Ines-Loan Rau (born March 18, 1990) is a French actress, model, and writer. She was Playboy magazine's Playmate of the Month for November 2017 and the first openly transgender Playmate. Ines-Loan Rau made history as the first transgender woman to become an ambassador for L'Oréal Paris and has held this role since 2020.

== Early life ==
Rau was born in Paris and is of French-North African descent. Rau transitioned and underwent gender-affirming surgery at the age of 16, after being inspired by the life story of English trans model Caroline "Tula" Cossey.

== Career ==
After turning 18, Rau started dancing for DJs in Ibiza, during which she became friends with David Guetta. In 2013, at age 23, she first posed nude with Tyson Beckford for a spread in OOB, a French luxury magazine, shortly after coming out as transgender. In May 2014, she first appeared in Playboys "A-Z issue" in a spread titled "Evolution" that aimed to depict the growing acceptance of gender identities beyond the male-female binary.
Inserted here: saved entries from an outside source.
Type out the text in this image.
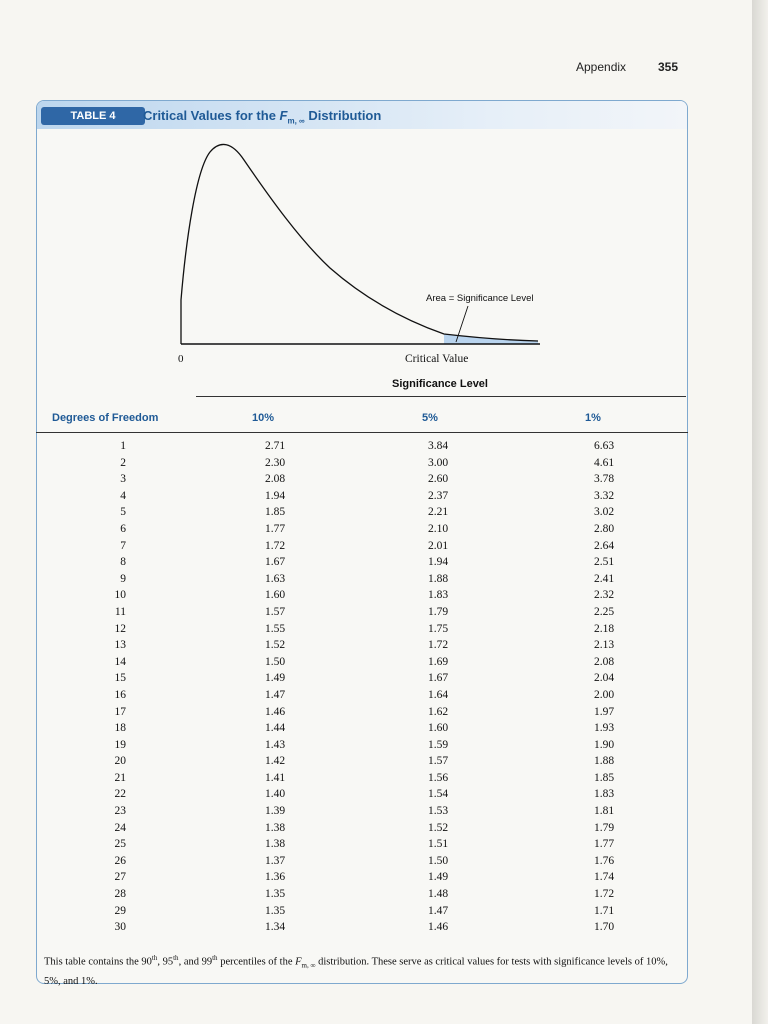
Appendix	355
TABLE 4	Critical Values for the $F_{m, \infty}$ Distribution
0
Area = Significance Level
Critical Value
Significance Level
Degrees of Freedom	10%	5%	1%
1	2.71	3.84	6.63
2	2.30	3.00	4.61
3	2.08	2.60	3.78
4	1.94	2.37	3.32
5	1.85	2.21	3.02
6	1.77	2.10	2.80
7	1.72	2.01	2.64
8	1.67	1.94	2.51
9	1.63	1.88	2.41
10	1.60	1.83	2.32
11	1.57	1.79	2.25
12	1.55	1.75	2.18
13	1.52	1.72	2.13
14	1.50	1.69	2.08
15	1.49	1.67	2.04
16	1.47	1.64	2.00
17	1.46	1.62	1.97
18	1.44	1.60	1.93
19	1.43	1.59	1.90
20	1.42	1.57	1.88
21	1.41	1.56	1.85
22	1.40	1.54	1.83
23	1.39	1.53	1.81
24	1.38	1.52	1.79
25	1.38	1.51	1.77
26	1.37	1.50	1.76
27	1.36	1.49	1.74
28	1.35	1.48	1.72
29	1.35	1.47	1.71
30	1.34	1.46	1.70
This table contains the 90th, 95th, and 99th percentiles of the $F_{m, \infty}$ distribution. These serve as critical values for tests with significance levels of 10%, 5%, and 1%.
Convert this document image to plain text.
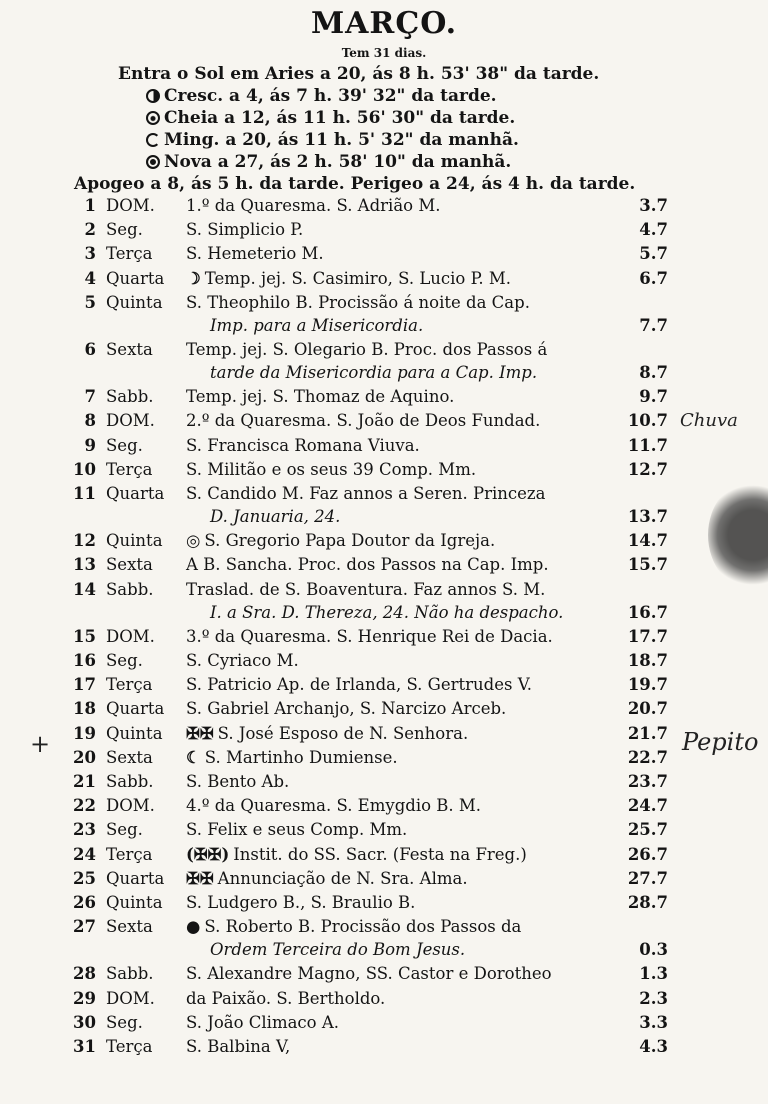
MARÇO.
Tem 31 dias.
Entra o Sol em Aries a 20, ás 8 h. 53' 38" da tarde.
Cresc. a 4, ás 7 h. 39' 32" da tarde.
Cheia a 12, ás 11 h. 56' 30" da tarde.
Ming. a 20, ás 11 h. 5' 32" da manhã.
Nova a 27, ás 2 h. 58' 10" da manhã.
Apogeo a 8, ás 5 h. da tarde. Perigeo a 24, ás 4 h. da tarde.
1 DOM. 1.º da Quaresma. S. Adrião M.	3.7
2 Seg.	S. Simplicio P.	4.7
3 Terça S. Hemeterio M.	5.7
4 Quarta ☽ Temp. jej. S. Casimiro, S. Lucio P. M.	6.7
5 Quinta S. Theophilo B. Procissão á noite da Cap.
Imp. para a Misericordia.	7.7
6 Sexta Temp. jej. S. Olegario B. Proc. dos Passos á
tarde da Misericordia para a Cap. Imp.	8.7
7 Sabb. Temp. jej. S. Thomaz de Aquino.	9.7
8 DOM. 2.º da Quaresma. S. João de Deos Fundad.	10.7
9 Seg.	S. Francisca Romana Viuva.	11.7
10 Terça S. Militão e os seus 39 Comp. Mm.	12.7
11 Quarta S. Candido M. Faz annos a Seren. Princeza
D. Januaria, 24.	13.7
12 Quinta ◎ S. Gregorio Papa Doutor da Igreja.	14.7
13 Sexta A B. Sancha. Proc. dos Passos na Cap. Imp.	15.7
14 Sabb. Traslad. de S. Boaventura. Faz annos S. M.
I. a Sra. D. Thereza, 24. Não ha despacho.	16.7
15 DOM. 3.º da Quaresma. S. Henrique Rei de Dacia.	17.7
16 Seg.	S. Cyriaco M.	18.7
17 Terça S. Patricio Ap. de Irlanda, S. Gertrudes V.	19.7
18 Quarta S. Gabriel Archanjo, S. Narcizo Arceb.	20.7
19 Quinta ✠✠ S. José Esposo de N. Senhora.	21.7
20 Sexta ☾ S. Martinho Dumiense.	22.7
21 Sabb. S. Bento Ab.	23.7
22 DOM. 4.º da Quaresma. S. Emygdio B. M.	24.7
23 Seg.	S. Felix e seus Comp. Mm.	25.7
24 Terça (✠✠) Instit. do SS. Sacr. (Festa na Freg.)	26.7
25 Quarta ✠✠ Annunciação de N. Sra. Alma.	27.7
26 Quinta S. Ludgero B., S. Braulio B.	28.7
27 Sexta ● S. Roberto B. Procissão dos Passos da
Ordem Terceira do Bom Jesus.	0.3
28 Sabb. S. Alexandre Magno, SS. Castor e Dorotheo	1.3
29 DOM. da Paixão. S. Bertholdo.	2.3
30 Seg.	S. João Climaco A.	3.3
31 Terça S. Balbina V,	4.3
+	Pepito
Chuva
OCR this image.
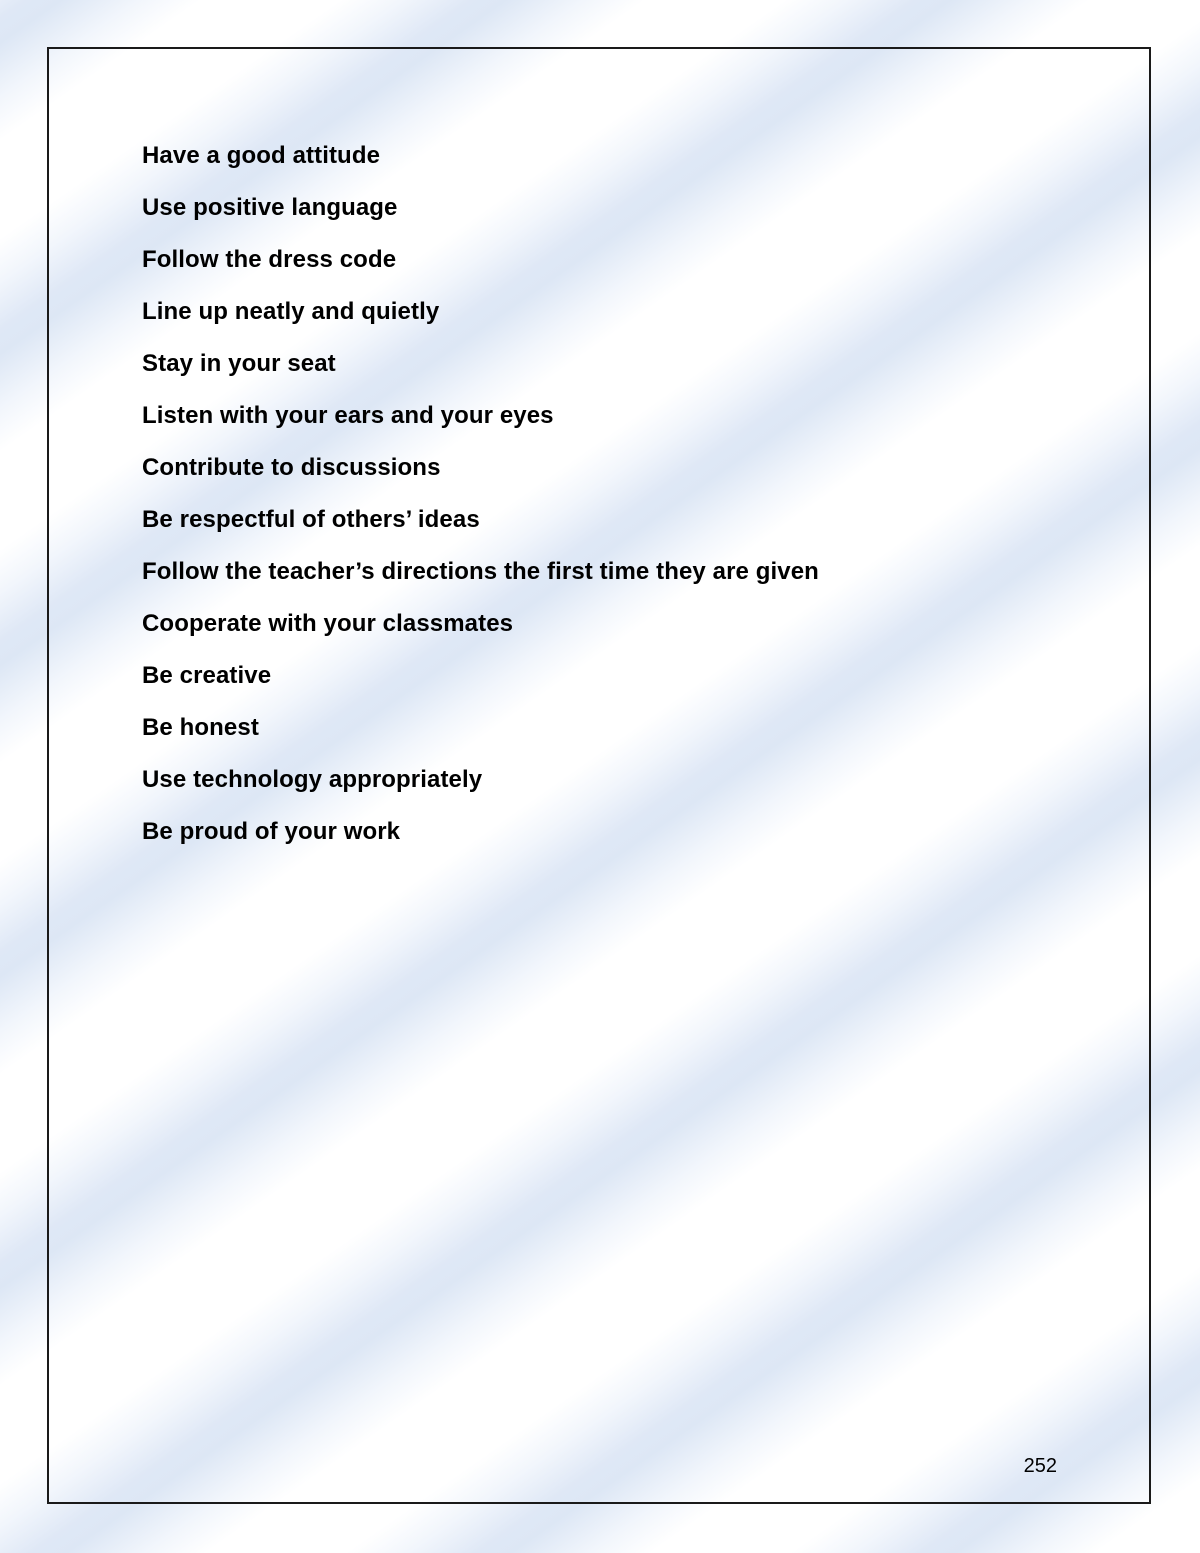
Have a good attitude
Use positive language
Follow the dress code
Line up neatly and quietly
Stay in your seat
Listen with your ears and your eyes
Contribute to discussions
Be respectful of others’ ideas
Follow the teacher’s directions the first time they are given
Cooperate with your classmates
Be creative
Be honest
Use technology appropriately
Be proud of your work
252
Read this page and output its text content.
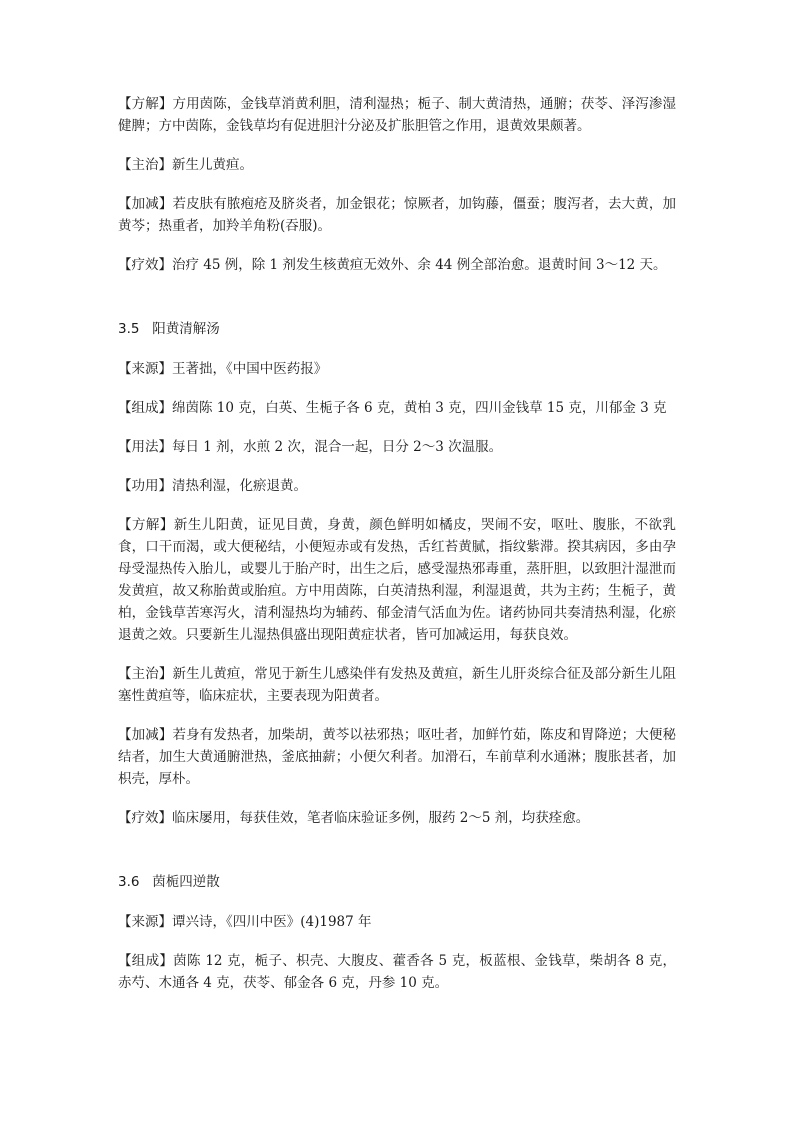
【方解】方用茵陈，金钱草消黄利胆，清利湿热；栀子、制大黄清热，通腑；茯苓、泽泻渗湿健脾；方中茵陈，金钱草均有促进胆汁分泌及扩胀胆管之作用，退黄效果颇著。

【主治】新生儿黄疸。

【加减】若皮肤有脓疱疮及脐炎者，加金银花；惊厥者，加钩藤，僵蚕；腹泻者，去大黄，加黄芩；热重者，加羚羊角粉(吞服)。

【疗效】治疗 45 例，除 1 剂发生核黄疸无效外、余 44 例全部治愈。退黄时间 3～12 天。

3.5 阳黄清解汤

【来源】王著拙，《中国中医药报》

【组成】绵茵陈 10 克，白英、生栀子各 6 克，黄柏 3 克，四川金钱草 15 克，川郁金 3 克

【用法】每日 1 剂，水煎 2 次，混合一起，日分 2～3 次温服。

【功用】清热利湿，化瘀退黄。

【方解】新生儿阳黄，证见目黄，身黄，颜色鲜明如橘皮，哭闹不安，呕吐、腹胀，不欲乳食，口干而渴，或大便秘结，小便短赤或有发热，舌红苔黄腻，指纹紫滞。揆其病因，多由孕母受湿热传入胎儿，或婴儿于胎产时，出生之后，感受湿热邪毒重，蒸肝胆，以致胆汁湿泄而发黄疸，故又称胎黄或胎疸。方中用茵陈，白英清热利湿，利湿退黄，共为主药；生栀子，黄柏，金钱草苦寒泻火，清利湿热均为辅药、郁金清气活血为佐。诸药协同共奏清热利湿，化瘀退黄之效。只要新生儿湿热俱盛出现阳黄症状者，皆可加减运用，每获良效。

【主治】新生儿黄疸，常见于新生儿感染伴有发热及黄疸，新生儿肝炎综合征及部分新生儿阻塞性黄疸等，临床症状，主要表现为阳黄者。

【加减】若身有发热者，加柴胡，黄芩以祛邪热；呕吐者，加鲜竹茹，陈皮和胃降逆；大便秘结者，加生大黄通腑泄热，釜底抽薪；小便欠利者。加滑石，车前草利水通淋；腹胀甚者，加枳壳，厚朴。

【疗效】临床屡用，每获佳效，笔者临床验证多例，服药 2～5 剂，均获痊愈。

3.6 茵栀四逆散

【来源】谭兴诗，《四川中医》(4)1987 年

【组成】茵陈 12 克，栀子、枳壳、大腹皮、藿香各 5 克，板蓝根、金钱草，柴胡各 8 克，赤芍、木通各 4 克，茯苓、郁金各 6 克，丹参 10 克。
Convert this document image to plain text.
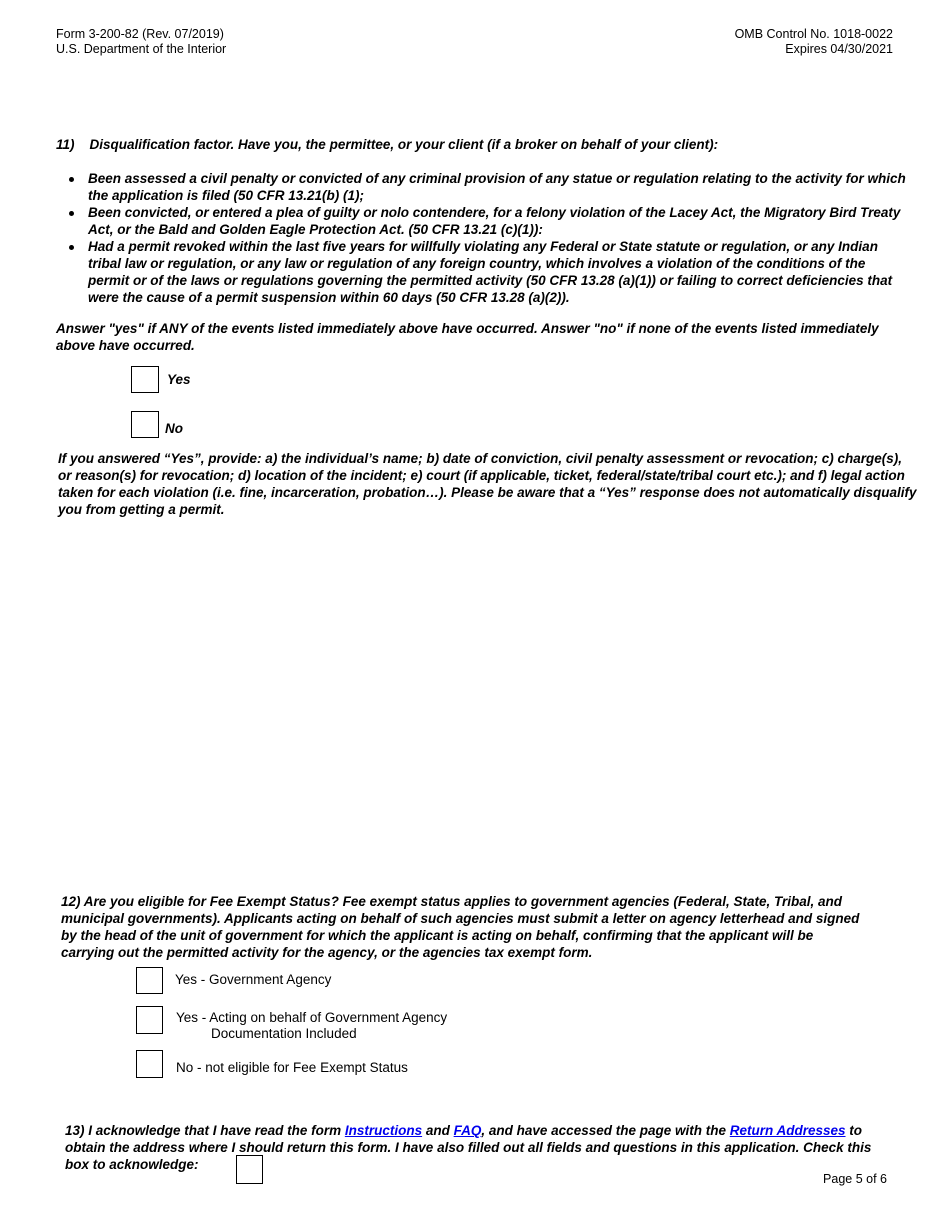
Form 3-200-82 (Rev. 07/2019)
U.S. Department of the Interior
OMB Control No. 1018-0022
Expires 04/30/2021
11)    Disqualification factor. Have you, the permittee, or your client (if a broker on behalf of your client):
Been assessed a civil penalty or convicted of any criminal provision of any statue or regulation relating to the activity for which the application is filed (50 CFR 13.21(b) (1);
Been convicted, or entered a plea of guilty or nolo contendere, for a felony violation of the Lacey Act, the Migratory Bird Treaty Act, or the Bald and Golden Eagle Protection Act. (50 CFR 13.21 (c)(1)):
Had a permit revoked within the last five years for willfully violating any Federal or State statute or regulation, or any Indian tribal law or regulation, or any law or regulation of any foreign country, which involves a violation of the conditions of the permit or of the laws or regulations governing the permitted activity (50 CFR 13.28 (a)(1)) or failing to correct deficiencies that were the cause of a permit suspension within 60 days (50 CFR 13.28 (a)(2)).
Answer "yes" if ANY of the events listed immediately above have occurred. Answer "no" if none of the events listed immediately above have occurred.
Yes
No
If you answered “Yes”, provide: a) the individual’s name; b) date of conviction, civil penalty assessment or revocation; c) charge(s), or reason(s) for revocation; d) location of the incident; e) court (if applicable, ticket, federal/state/tribal court etc.); and f) legal action taken for each violation (i.e. fine, incarceration, probation…). Please be aware that a “Yes” response does not automatically disqualify you from getting a permit.
12) Are you eligible for Fee Exempt Status? Fee exempt status applies to government agencies (Federal, State, Tribal, and municipal governments). Applicants acting on behalf of such agencies must submit a letter on agency letterhead and signed by the head of the unit of government for which the applicant is acting on behalf, confirming that the applicant will be carrying out the permitted activity for the agency, or the agencies tax exempt form.
Yes - Government Agency
Yes - Acting on behalf of Government Agency
Documentation Included
No - not eligible for Fee Exempt Status
13) I acknowledge that I have read the form Instructions and FAQ, and have accessed the page with the Return Addresses to obtain the address where I should return this form. I have also filled out all fields and questions in this application. Check this box to acknowledge:
Page 5 of 6
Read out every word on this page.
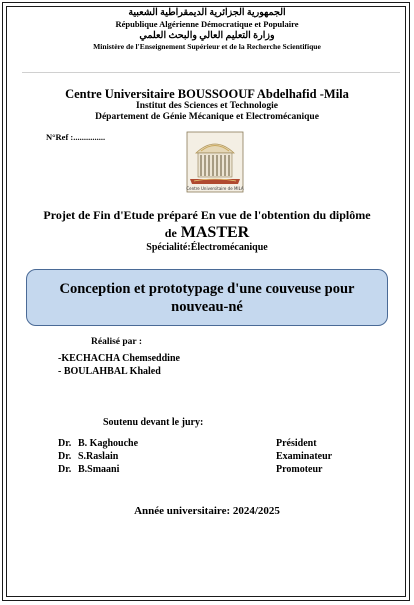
الجمهورية الجزائرية الديمقراطية الشعبية
République Algérienne Démocratique et Populaire
وزارة التعليم العالي والبحث العلمي
Ministère de l'Enseignement Supérieur et de la Recherche Scientifique
Centre Universitaire BOUSSOOUF Abdelhafid -Mila
Institut des Sciences et Technologie
Département de Génie Mécanique et Electromécanique
N°Ref :...............
Centre Universitaire de MILA
Projet de Fin d'Etude préparé En vue de l'obtention du diplôme
de MASTER
Spécialité:Électromécanique
Conception et prototypage d'une couveuse pour nouveau-né
Réalisé par :
-KECHACHA Chemseddine
- BOULAHBAL Khaled
Soutenu devant le jury:
Dr. B. Kaghouche	Président
Dr. S.Raslain	Examinateur
Dr. B.Smaani	Promoteur
Année universitaire: 2024/2025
She became the second transgender woman to be featured in Playboy after Cossey in 1981 and the first who came out voluntarily (Cossey was outed against her will and reappeared in the magazine in 1991).

Following her magazine appearances, Rau worked as a model for Nicole Miller, Alexis Bittar and Barneys New York. She also appeared in Vogue Italia and in a campaign for Balmain.

In October 2017, Cooper Hefner, son of Playboy founder Hugh Hefner, announced that Rau would appear as "Playmate of the Month" in the magazine's November/December 2017 issue, making her the first openly transgender woman to be featured this way. Hefner likened the choice to feature Rau to his father's decision to feature Jennifer Jackson as the first African-American model to appear in Playboy as a Playmate in 1965.

== Activism ==
Following her coming-out, Rau became more active campaigning for transgender rights. In 2016, she appeared on the TF1 news format Sept à Huit on an episode focused on her life.